Park Transform (αβ → dq): $$\begin{bmatrix} i_d \\ i_q \end{bmatrix} = \begin{bmatrix} \cos\theta & \sin\theta \\ -\sin\theta & \cos\theta \end{bmatrix}\begin{bmatrix} i_\alpha \\ i_\beta \end{bmatrix}$$

Motor Equations (dq Frame)¶

\[v_d = R_s i_d + L_d \frac{di_d}{dt} - \omega_e L_q i_q$$ $$v_q = R_s i_q + L_q \frac{di_q}{dt} + \omega_e L_d i_d + \omega_e \psi_m\]

Torque Equation¶

\[\tau_e = \frac{3}{2}p[\psi_m i_q + (L_d - L_q)i_d i_q]\]
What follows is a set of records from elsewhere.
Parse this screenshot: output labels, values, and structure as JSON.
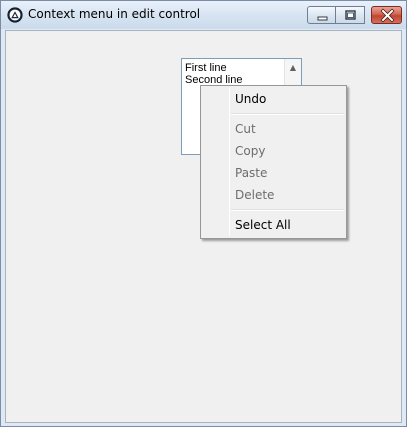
{
  "window": {
    "title": "Context menu in edit control",
    "icon": "app-logo-icon",
    "controls": {
      "minimize": "minimize-icon",
      "maximize": "maximize-icon",
      "close": "close-icon"
    }
  },
  "edit": {
    "lines": [
      "First line",
      "Second line"
    ],
    "scroll_up": "▲"
  },
  "context_menu": {
    "items": [
      {
        "label": "Undo",
        "enabled": true
      },
      {
        "label": "Cut",
        "enabled": false
      },
      {
        "label": "Copy",
        "enabled": false
      },
      {
        "label": "Paste",
        "enabled": false
      },
      {
        "label": "Delete",
        "enabled": false
      },
      {
        "label": "Select All",
        "enabled": true
      }
    ]
  },
  "colors": {
    "menu_enabled_text": "#000000",
    "menu_disabled_text": "#6d6d6d",
    "close_button": "#c24530"
  }
}
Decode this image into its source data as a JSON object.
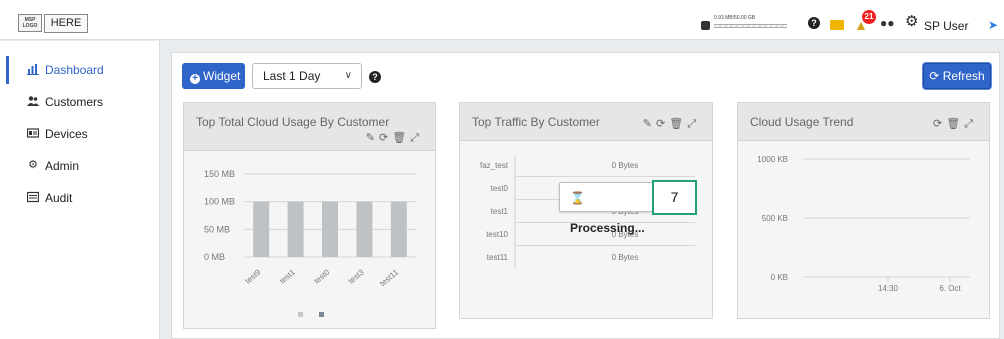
{
  "header": {
    "logo_text": "MSP LOGO",
    "here_label": "HERE",
    "storage_text": "0.93 MB/50.00 GB",
    "storage_used_fraction": 0.0,
    "alert_count": "21",
    "user_name": "SP User"
  },
  "sidebar": {
    "items": [
      {
        "label": "Dashboard",
        "icon": "bar-chart-icon",
        "active": true
      },
      {
        "label": "Customers",
        "icon": "users-icon"
      },
      {
        "label": "Devices",
        "icon": "device-icon"
      },
      {
        "label": "Admin",
        "icon": "cogs-icon"
      },
      {
        "label": "Audit",
        "icon": "list-icon"
      }
    ]
  },
  "toolbar": {
    "widget_label": "Widget",
    "range_value": "Last 1 Day",
    "refresh_label": "Refresh"
  },
  "widgets": {
    "cloud_usage": {
      "title": "Top Total Cloud Usage By Customer",
      "y_ticks": [
        "150 MB",
        "100 MB",
        "50 MB",
        "0 MB"
      ],
      "pagination_dots": 2
    },
    "traffic": {
      "title": "Top Traffic By Customer"
    },
    "trend": {
      "title": "Cloud Usage Trend",
      "y_ticks": [
        "1000 KB",
        "500 KB",
        "0 KB"
      ],
      "x_ticks": [
        "14:30",
        "6. Oct"
      ]
    }
  },
  "overlay": {
    "processing_label": "Processing...",
    "marker_number": "7"
  },
  "chart_data": [
    {
      "type": "bar",
      "title": "Top Total Cloud Usage By Customer",
      "categories": [
        "test9",
        "test1",
        "test0",
        "test3",
        "test11"
      ],
      "values": [
        100,
        100,
        100,
        100,
        100
      ],
      "ylabel": "",
      "ylim": [
        0,
        150
      ],
      "y_unit": "MB",
      "grid": true,
      "color": "#bfc2c5"
    },
    {
      "type": "bar",
      "title": "Top Traffic By Customer",
      "categories": [
        "faz_test",
        "test0",
        "test1",
        "test10",
        "test11"
      ],
      "value_labels": [
        "0 Bytes",
        "0 Bytes",
        "0 Bytes",
        "0 Bytes",
        "0 Bytes"
      ],
      "values": [
        0,
        0,
        0,
        0,
        0
      ],
      "orientation": "horizontal"
    },
    {
      "type": "line",
      "title": "Cloud Usage Trend",
      "x_ticks": [
        "14:30",
        "6. Oct"
      ],
      "ylim": [
        0,
        1000
      ],
      "y_unit": "KB",
      "y_ticks": [
        0,
        500,
        1000
      ],
      "series": []
    }
  ]
}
For surface PM (Ld = Lq): τe = (3/2)p·ψm·iq

Control Structure¶

                    ┌──────────────┐
Speed Ref ─────────►│   Speed PI   │
                    │   Controller │
Speed fb ──────────►│              │
                    └──────┬───────┘
                           │ iq*
              id*=0        ▼
                ├─────────────────────┐
                ▼                     ▼
         ┌──────────┐          ┌──────────┐
         │ id PI    │          │ iq PI    │
         │ Control  │          │ Control  │
         └────┬─────┘          └────┬─────┘
              │ vd*                 │ vq*
              └──────────┬─────────┘
                         ▼
                   ┌──────────┐
                   │ Inverse  │
                   │ Park/SVM │
                   └────┬─────┘
                        ▼
                   ┌──────────┐
                   │ Inverter │
                   └────┬─────┘
                        ▼
                   ┌──────────┐
                   │  PMSM    │
                   └──────────┘

Current Controller Tuning¶

PI Gains¶

d-axis: $$K_{p,d} = L_d \cdot \omega_c, \quad K_{i,d} = R_s \cdot \omega_c$$

q-axis: $$K_{p,q} = L_q \cdot \omega_c, \quad K_{i,q} = R_s \cdot \omega_c$$

Where ωc is desired current loop bandwidth.

Decoupling¶

Add feedforward terms: - ωe·Lq·iq to d-axis - ωe·Ld·id + ωe·ψm to q-axis

Exercises¶

Basic FOC: Implement current loops, verify iq tracking
Speed Loop: Add speed controller, tune response
MTPA: Implement id* curve for IPM motor
Field Weakening: Extend speed range above base speed